Now, the firm is looking to scale up while testing out even more accessible services through the launch of a rewards-based crowdfunding campaign hosted on the IFundWomen platform. The site gave Hello Human a grant for women-owned businesses with founders who are people of color, which included six months of business coaching in preparation for the campaign’s recent October launch. While the main goal of the fundraiser is to expand the growing firm, the team also designed the campaign to gauge interest in an array of educational PR offerings.
As part of the campaign, contributors receive different service-based prizes corresponding to their donations—for $299, a PR starter kit with pitch templates; for $99, an industry media kit and who’s-who list; for $49, a press kit manual, to name just a few. At the highest end of the donation range, Hello Human is offering a finite number of donors the option to sponsor a designer for two sessions with a PR pro from the firm ($1,500), a PR campaign for one BIPOC or social-good design studio ($7,000) or a 6-month partnership with one of the firm’s pros to raise the profile of a chosen studio’s work ($15,000). So far, the firm has reached $52,000 of its $56,000 goal tethered to a November 25 deadline.

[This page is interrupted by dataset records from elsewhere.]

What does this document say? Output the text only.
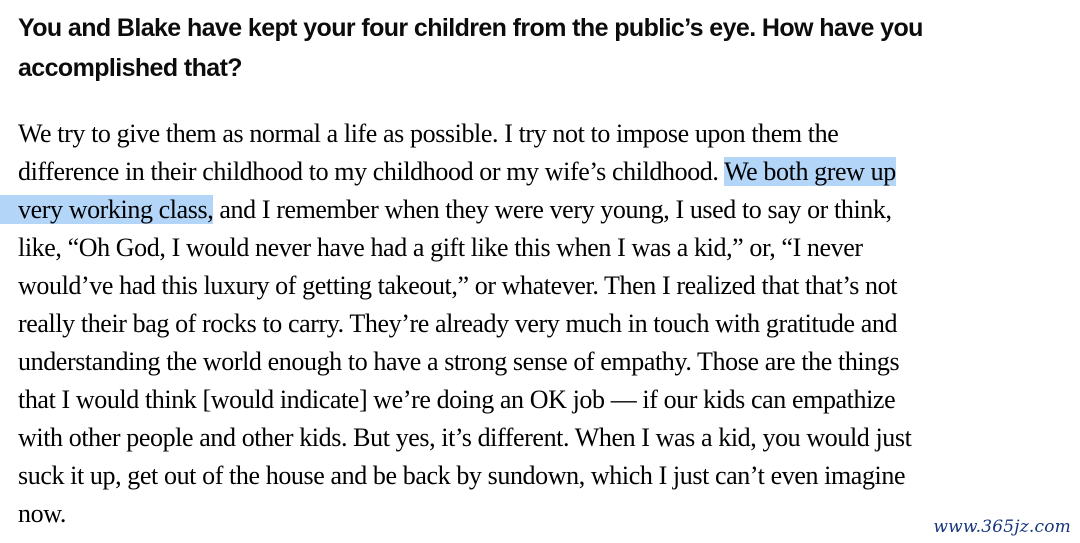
You and Blake have kept your four children from the public’s eye. How have you
accomplished that?
We try to give them as normal a life as possible. I try not to impose upon them the
difference in their childhood to my childhood or my wife’s childhood. We both grew up
very working class, and I remember when they were very young, I used to say or think,
like, “Oh God, I would never have had a gift like this when I was a kid,” or, “I never
would’ve had this luxury of getting takeout,” or whatever. Then I realized that that’s not
really their bag of rocks to carry. They’re already very much in touch with gratitude and
understanding the world enough to have a strong sense of empathy. Those are the things
that I would think [would indicate] we’re doing an OK job — if our kids can empathize
with other people and other kids. But yes, it’s different. When I was a kid, you would just
suck it up, get out of the house and be back by sundown, which I just can’t even imagine
now.	www.365jz.com
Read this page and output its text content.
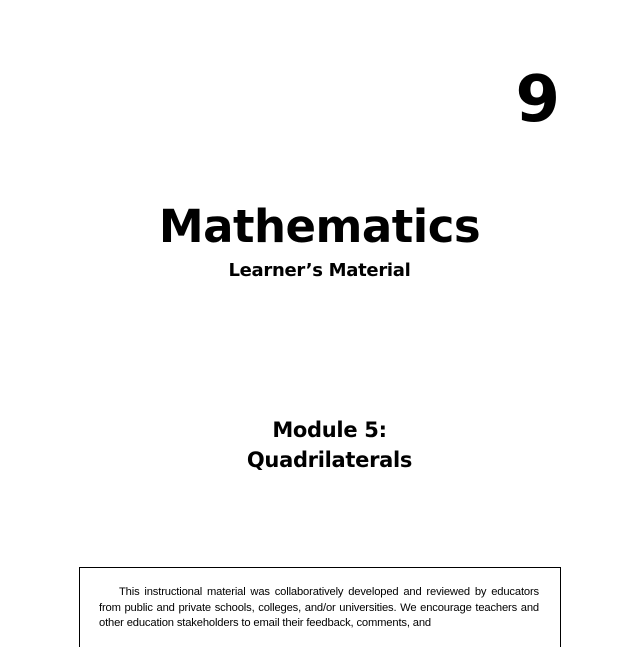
9
Mathematics
Learner’s Material
Module 5:
Quadrilaterals
This instructional material was collaboratively developed and reviewed by educators from public and private schools, colleges, and/or universities. We encourage teachers and other education stakeholders to email their feedback, comments, and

With the new funds, Hello Human plans to develop some of the campaign’s more popular rewards offerings into products for use by its own clients, as well investing in operational costs to potentially open an office space for the team. In the long term, the firm’s ultimate goal is to grow its services and client base, expand into new sectors—fashion, fine art, and beauty and wellness among them—and continue cracking open the PR machine for underserved markets with an education-focused, DIY approach.
“We want to grow outwardly in terms of serving other creative communities, and more designers,” says Nguyen. “But through that, we want to build a new set of services that will support those communities as well.”